In many reference books,they mentioned that there was a natural surjective * homomorphism from $A\otimes_{max} B$ to $A⊗_{\alpha}B$ ,which reveals that $A⊗_{\alpha}B$ is the subalgeba of $A\otimes_{max} B$.
According to the definition,$A\otimes_{max} B$ denote the $||.||_{max}$, $A⊗_{\alpha}B$ is the completion of $A⊙B$ with respect to $\alpha$,$||.||_{max}$ is the maximal $C^*$-norm,I prove that $A\otimes_{max} B$ is the subalgebra of $A⊗_{\alpha}B$(refer to Completion with respect to stronger norm is no subset?) .
Can anyone point out my mistake?Thanks in advance!
It isn't.

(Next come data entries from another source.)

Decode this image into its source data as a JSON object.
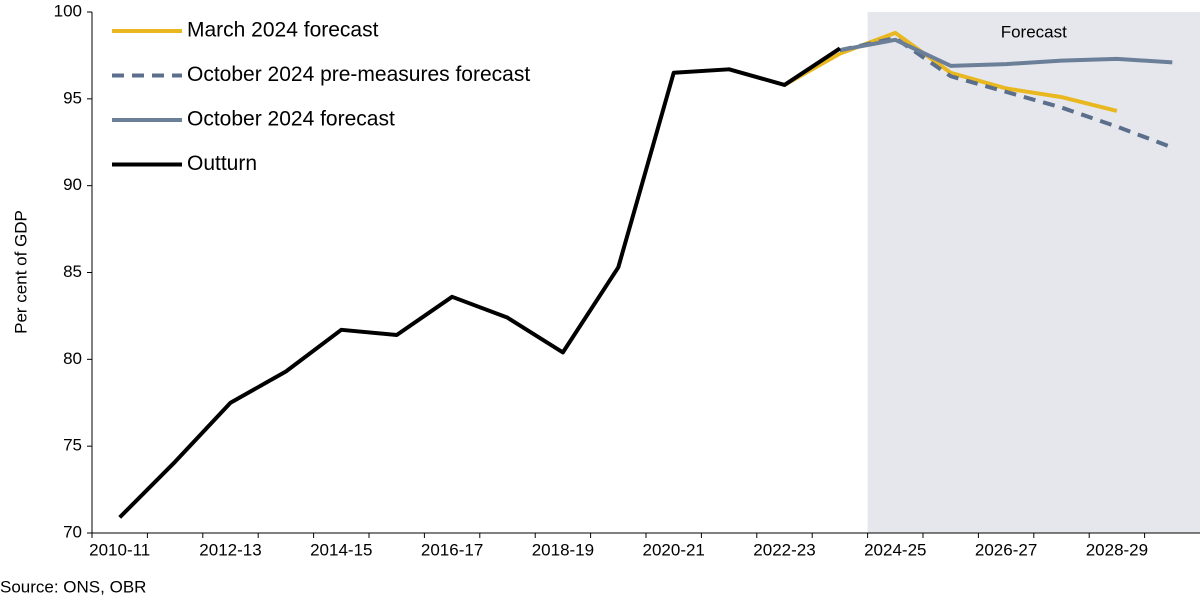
{
  "chart_data": {
    "type": "line",
    "y_label": "Per cent of GDP",
    "source": "Source: ONS, OBR",
    "annotation": "Forecast",
    "categories": [
      "2010-11",
      null,
      "2012-13",
      null,
      "2014-15",
      null,
      "2016-17",
      null,
      "2018-19",
      null,
      "2020-21",
      null,
      "2022-23",
      null,
      "2024-25",
      null,
      "2026-27",
      null,
      "2028-29",
      null
    ],
    "ylim": [
      70,
      100
    ],
    "yticks": [
      70,
      75,
      80,
      85,
      90,
      95,
      100
    ],
    "series": [
      {
        "name": "March 2024 forecast",
        "color": "#e9b820",
        "dash": false,
        "values": [
          null,
          null,
          null,
          null,
          null,
          null,
          null,
          null,
          null,
          null,
          null,
          null,
          95.8,
          97.6,
          98.8,
          96.5,
          95.6,
          95.1,
          94.3,
          null
        ]
      },
      {
        "name": "October 2024 pre-measures forecast",
        "color": "#5b6f8c",
        "dash": true,
        "values": [
          null,
          null,
          null,
          null,
          null,
          null,
          null,
          null,
          null,
          null,
          null,
          null,
          null,
          97.8,
          98.5,
          96.3,
          95.4,
          94.5,
          93.4,
          92.2
        ]
      },
      {
        "name": "October 2024 forecast",
        "color": "#6c7f99",
        "dash": false,
        "values": [
          null,
          null,
          null,
          null,
          null,
          null,
          null,
          null,
          null,
          null,
          null,
          null,
          null,
          97.8,
          98.4,
          96.9,
          97.0,
          97.2,
          97.3,
          97.1
        ]
      },
      {
        "name": "Outturn",
        "color": "#000000",
        "dash": false,
        "values": [
          70.9,
          74.1,
          77.5,
          79.3,
          81.7,
          81.4,
          83.6,
          82.4,
          80.4,
          85.3,
          96.5,
          96.7,
          95.8,
          97.9,
          null,
          null,
          null,
          null,
          null,
          null
        ]
      }
    ]
  }
}
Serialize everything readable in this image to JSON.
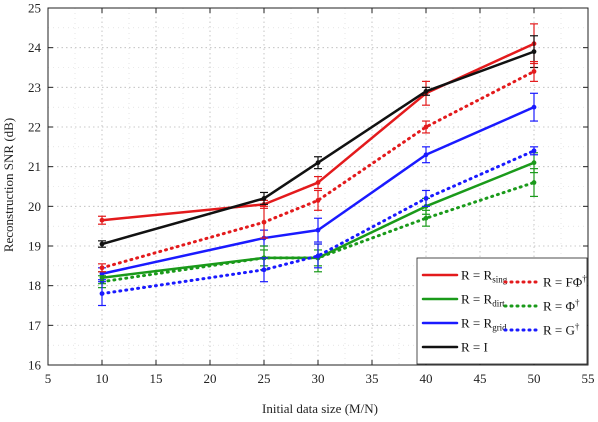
{
  "chart_data": {
    "type": "line",
    "xlabel": "Initial data size (M/N)",
    "ylabel": "Reconstruction SNR (dB)",
    "xlim": [
      5,
      55
    ],
    "ylim": [
      16,
      25
    ],
    "xticks": [
      5,
      10,
      15,
      20,
      25,
      30,
      35,
      40,
      45,
      50,
      55
    ],
    "yticks": [
      16,
      17,
      18,
      19,
      20,
      21,
      22,
      23,
      24,
      25
    ],
    "grid": "dotted",
    "legend_position": "bottom-right",
    "x": [
      10,
      25,
      30,
      40,
      50
    ],
    "series": [
      {
        "name": "R = R",
        "name_sub": "sing",
        "name_sup": "",
        "style": "solid",
        "color": "#e31a1c",
        "values": [
          19.65,
          20.05,
          20.6,
          22.85,
          24.1
        ],
        "errors": [
          0.1,
          0.1,
          0.15,
          0.3,
          0.5
        ]
      },
      {
        "name": "R = R",
        "name_sub": "dirt",
        "name_sup": "",
        "style": "solid",
        "color": "#1a9a1a",
        "values": [
          18.2,
          18.7,
          18.7,
          20.0,
          21.1
        ],
        "errors": [
          0.15,
          0.2,
          0.2,
          0.2,
          0.25
        ]
      },
      {
        "name": "R = R",
        "name_sub": "grid",
        "name_sup": "",
        "style": "solid",
        "color": "#1a1aff",
        "values": [
          18.3,
          19.2,
          19.4,
          21.3,
          22.5
        ],
        "errors": [
          0.15,
          0.2,
          0.3,
          0.2,
          0.35
        ]
      },
      {
        "name": "R = I",
        "name_sub": "",
        "name_sup": "",
        "style": "solid",
        "color": "#111111",
        "values": [
          19.05,
          20.2,
          21.1,
          22.9,
          23.9
        ],
        "errors": [
          0.08,
          0.15,
          0.15,
          0.1,
          0.4
        ]
      },
      {
        "name": "R = FΦ",
        "name_sub": "",
        "name_sup": "†",
        "style": "dotted",
        "color": "#e31a1c",
        "values": [
          18.45,
          19.6,
          20.15,
          22.0,
          23.4
        ],
        "errors": [
          0.1,
          0.4,
          0.25,
          0.15,
          0.25
        ]
      },
      {
        "name": "R = Φ",
        "name_sub": "",
        "name_sup": "†",
        "style": "dotted",
        "color": "#1a9a1a",
        "values": [
          18.1,
          18.7,
          18.7,
          19.7,
          20.6
        ],
        "errors": [
          0.15,
          0.3,
          0.35,
          0.2,
          0.35
        ]
      },
      {
        "name": "R = G",
        "name_sub": "",
        "name_sup": "†",
        "style": "dotted",
        "color": "#1a1aff",
        "values": [
          17.8,
          18.4,
          18.75,
          20.2,
          21.4
        ],
        "errors": [
          0.3,
          0.3,
          0.3,
          0.2,
          0.1
        ]
      }
    ]
  }
}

The existence of a $*$-epimorphism $\phi:A\to B$ does not tell you that $B$ can be seen as a subalgebra of $A$; only as quotient, which is most often not a subalgebra.
To see an easy example, let $A=C_0(\mathbb R)$, $B=\mathbb C$. Then you have for instance the $*$-epimorphism $\phi:A\to B$ given by $\phi(f)=f(0)$, but no subalgebra of $C_0(\mathbb R)$ is isomorphic to $\mathbb C$.